Banda de sonido recomendada para leer esta nota: Brahms (Silvina amaba sus Liebeslieder Waltzes). También le gustaban: Bessie Smith, Tina Turner, Gardel, Piazzola, Schumann y Chopin (así que si quieren pueden ir mechando).



Confesó que se sentía “el etcétera de la familia”. Ocurre que era la menor de seis hermanas, Victoria Ocampo a la cabeza. Y así como la mayor fue todo lo que estaba bien, Silvina, que también encontró su lugar en la escritura, se ubicó en los márgenes, en el cuarto de planchado, arriba del cedro de su mansión de verano donde esperaba a los mendigos para darles leche con nata, siempre en la sombra.
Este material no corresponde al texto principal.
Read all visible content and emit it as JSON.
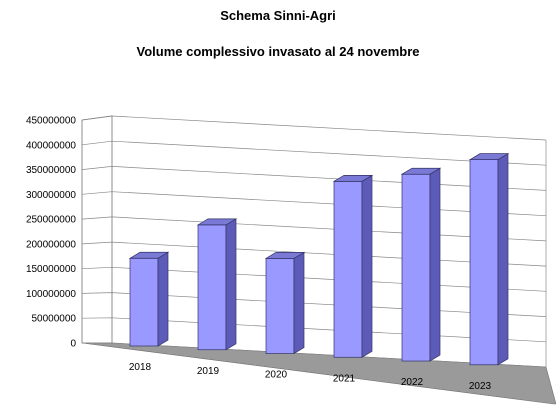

Pero aquí no vamos a poner a Silvina en ese lugar en el que la mayoría la pone: el de la pobre desplazada contra su voluntad, opacada por su hermana y su gran amor, Adolfo Bioy Casares, incluso también por su amigo Borges. Ocurre que ella se sentía cómoda en la sombra, “soy íntima”, decía. Se escondía de la gente tras sus icónicos anteojos de marco blanco y vidrio templado o se tapaba la cara paras las fotos. No le gustaban las entrevistas, las fiestas, los homenajes, no hacía relaciones para beneficiarse, más bien al contrario: era ella la que beneficiaba a los demás con su mirada, su humanidad y sus excentricidades. Construyó una obra tan genuina como ella misma, que te seduce, te atrapa y te lleva a ese lugar oscuro que tanto disfrutaba.